2.7 Western blotting
In general, CaSki and MS751 cells were lysed using RIPA buffer (Beyotime Biotechnology) containing 1🞩 protease inhibitor cocktail (PIC; Sigma, USA) for 30 mins. A BCA Assay Kit (Beyotime Biotechnology) was utilized to determine the protein concentration following the manufacturer’s recommendations. Next, the protein samples were prepared by mixing with protein loading buffer (Beyotime Biotechnology). Afterward, the protein was electrophoresed using a SDS-PAGE gel and subsequently transferred to the polyvinylidene difluoride (PVDF) membranes (Millipore, USA). After 1h of incubation with 5% fat-free milk, these membranes were incubated with specific primary antibodies overnight at 4°C. After 12 hours, after 3 times of washing, above membranes were co-incubated with the secondary antibodies for 1 hour at room temperature (RT). The final signals were visualized using an ECL Western blot kit (Thermo Fisher Scientific, USA). GAPDH was applied as controls. The primary and secondary antibodies used were listed as following: GAPDH (2118, Cell Signaling, 1:5000), E-Cadherin (3159, Cell Signaling, 1:1000), N-Cadherin (4061, Cell Signaling, 1:1000), Vimentin (ab188499, abcam, 1:10000), IGF2BP2 (ab128175, abcam, 1:1000), anti-rabbit IgG H&L (HRP) (1:5000, 7074, Cell Signaling).

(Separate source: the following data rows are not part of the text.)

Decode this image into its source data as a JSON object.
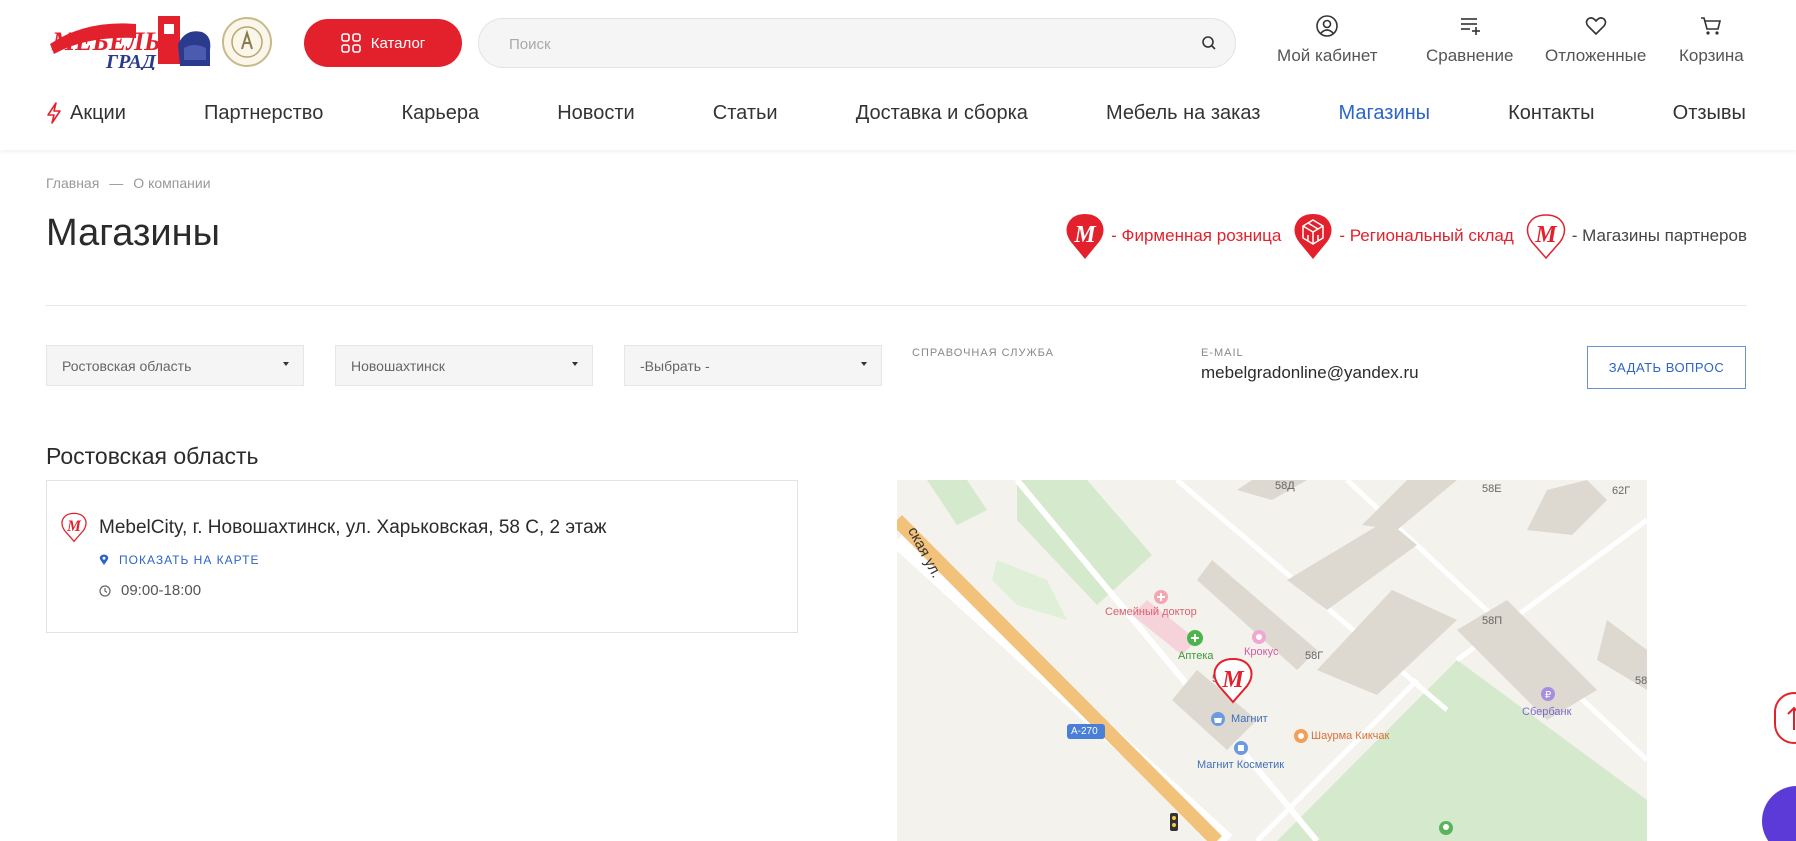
{
  "header": {
    "logo_text": "Мебель Град",
    "catalog_label": "Каталог",
    "search_placeholder": "Поиск",
    "actions": [
      {
        "label": "Мой кабинет",
        "icon": "user-icon"
      },
      {
        "label": "Сравнение",
        "icon": "compare-icon"
      },
      {
        "label": "Отложенные",
        "icon": "heart-icon"
      },
      {
        "label": "Корзина",
        "icon": "cart-icon"
      }
    ]
  },
  "nav": {
    "items": [
      "Акции",
      "Партнерство",
      "Карьера",
      "Новости",
      "Статьи",
      "Доставка и сборка",
      "Мебель на заказ",
      "Магазины",
      "Контакты",
      "Отзывы"
    ],
    "active": "Магазины"
  },
  "breadcrumb": {
    "home": "Главная",
    "separator": "—",
    "current": "О компании"
  },
  "page": {
    "title": "Магазины"
  },
  "legend": {
    "retail": "- Фирменная розница",
    "warehouse": "- Региональный склад",
    "partners": "- Магазины партнеров"
  },
  "filters": {
    "region": "Ростовская область",
    "city": "Новошахтинск",
    "store": "-Выбрать -"
  },
  "info": {
    "help_label": "СПРАВОЧНАЯ СЛУЖБА",
    "email_label": "E-MAIL",
    "email": "mebelgradonline@yandex.ru",
    "ask_button": "ЗАДАТЬ ВОПРОС"
  },
  "region": {
    "title": "Ростовская область",
    "store": {
      "name": "MebelCity, г. Новошахтинск, ул. Харьковская, 58 С, 2 этаж",
      "map_link": "ПОКАЗАТЬ НА КАРТЕ",
      "hours": "09:00-18:00"
    }
  },
  "map": {
    "street": "ская ул.",
    "road_badge": "А-270",
    "pois": {
      "doctor": "Семейный доктор",
      "pharmacy": "Аптека",
      "krokus": "Крокус",
      "magnit": "Магнит",
      "magnit_cosmetic": "Магнит Косметик",
      "shawarma": "Шаурма Кикчак",
      "sberbank": "Сбербанк"
    },
    "buildings": {
      "b58d": "58Д",
      "b58e": "58Е",
      "b62g": "62Г",
      "b58g": "58Г",
      "b58p": "58П",
      "b5": "5",
      "b58": "58"
    }
  },
  "colors": {
    "brand_red": "#e3212d",
    "link_blue": "#2d64c9"
  }
}
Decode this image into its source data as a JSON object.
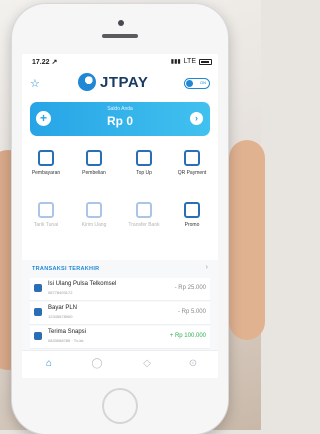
{
  "status_bar": {
    "time": "17.22 ↗",
    "network": "LTE"
  },
  "header": {
    "brand": "JTPAY",
    "toggle_label": "ON"
  },
  "balance": {
    "label": "Saldo Anda",
    "value": "Rp 0",
    "topup_symbol": "+",
    "next_symbol": "›"
  },
  "menu": {
    "row1": [
      {
        "label": "Pembayaran",
        "icon": "payment-icon"
      },
      {
        "label": "Pembelian",
        "icon": "purchase-icon"
      },
      {
        "label": "Top Up",
        "icon": "wallet-icon"
      },
      {
        "label": "QR Payment",
        "icon": "qr-icon"
      }
    ],
    "row2": [
      {
        "label": "Tarik Tunai",
        "icon": "cash-icon"
      },
      {
        "label": "Kirim Uang",
        "icon": "send-money-icon"
      },
      {
        "label": "Transfer Bank",
        "icon": "bank-icon"
      },
      {
        "label": "Promo",
        "icon": "promo-icon"
      }
    ]
  },
  "transactions": {
    "title": "TRANSAKSI TERAKHIR",
    "more": "›",
    "items": [
      {
        "title": "Isi Ulang Pulsa Telkomsel",
        "sub": "08778493172",
        "amount": "- Rp 25.000"
      },
      {
        "title": "Bayar PLN",
        "sub": "12345678900",
        "amount": "- Rp 5.000"
      },
      {
        "title": "Terima Snapsi",
        "sub": "0833068785 · Tv-kk",
        "amount": "+ Rp 100.000"
      }
    ]
  },
  "colors": {
    "brand": "#1e88d6",
    "card": "#27a4e6",
    "credit": "#2fae50"
  }
}
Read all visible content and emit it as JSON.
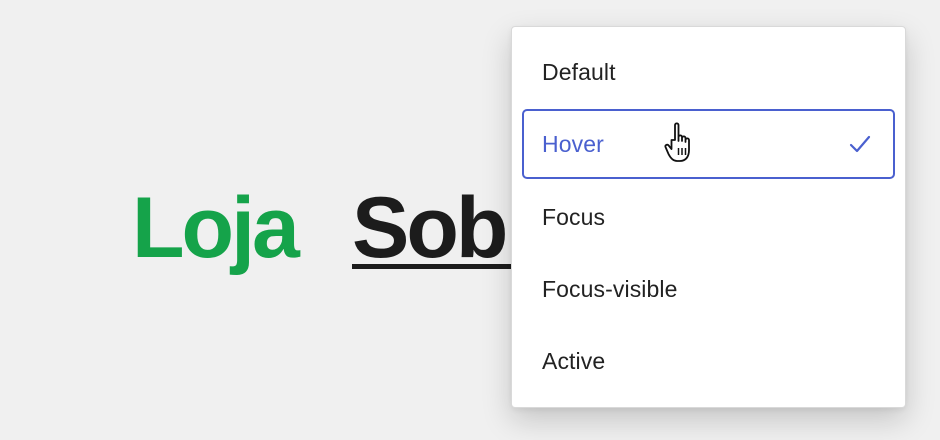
{
  "colors": {
    "green": "#15a34a",
    "accent": "#4a60cf",
    "text": "#222222",
    "background": "#f0f0f0"
  },
  "nav": {
    "loja_label": "Loja",
    "sobre_label": "Sobre"
  },
  "menu": {
    "items": [
      {
        "label": "Default",
        "state": "normal"
      },
      {
        "label": "Hover",
        "state": "hover",
        "selected": true
      },
      {
        "label": "Focus",
        "state": "normal"
      },
      {
        "label": "Focus-visible",
        "state": "normal"
      },
      {
        "label": "Active",
        "state": "normal"
      }
    ],
    "selected_indicator_icon": "checkmark-icon",
    "pointer_icon": "hand-pointer-cursor-icon"
  }
}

2.8 RNA-Immunoprecipitation (RIP)
Immunoprecipitation assays of m6A and IG2BP2 were conducted using a Magna RIP RNA-Binding Protein Immunoprecipitation Kit (Millipore, USA) according to the manufacturer’s recommendations. In general, CaSki and MS751 cells were lysed and collected. Afterward, magnetic beads that were previously coated with 5µg of anti-m6A and anti-IGF2BP2 primary antibodies were incubated with the supernatants overnight at 4°C. Next, the RNA-protein complexes were washed for 6 times. Finally, the immunoprecipitated RNAs were extracted and the relative expression of B3GNT6 was determined using real-time PCR.
2.9 Target predication
The miRDB database (http://mirdb.org/) was used to predict the targets of circRNF121 and microRNA-153.
2.10 Dual luciferase reporter assay
The fragments of wild-type or mutant circRNF121 (or IGF2BP2) containing the binding site were generated through chemical synthesis. Afterward, the obtained fragments were inserted into pGL3-Control Vector (Promega, Madison). Lipofectamine 2000 was used to co-transfect the obtained luciferase reporter vectors with miR-153 negative control or miR-153 mimics into CaSki and MS751 cells. After 48 hours of transfection, the activities of firefly luciferase and Renilla luciferase were determined using a Dual-Luciferase Reporter Assay system (Promega). And the firefly luciferase activity was normalized to the Renilla luciferase activity.
2.11 Animal experiment
All animal experiments were conducted following the guidelines of our Animal Care and Use Committee. a total of 12 BALB/c-nu/nu mice (male, 4–5 weeks old) were randomly assigned into 2 subgroups. Then, the mice were subcutaneously injected with stably knockdown CaSki cells or the matched controls. After 28 days, the tumors were excised.
2.12 Statistical analysis
All experimental data was analyzed using GraphPad Prism 7.0 software and presented as
mean ± standard deviation (SD). Standard t-test was used to compare the differences between two different groups. Kaplan-Meier was introduced to evaluate the prognosis of patients. *P < 0.05, **P < 0.01, *** P < 0.001.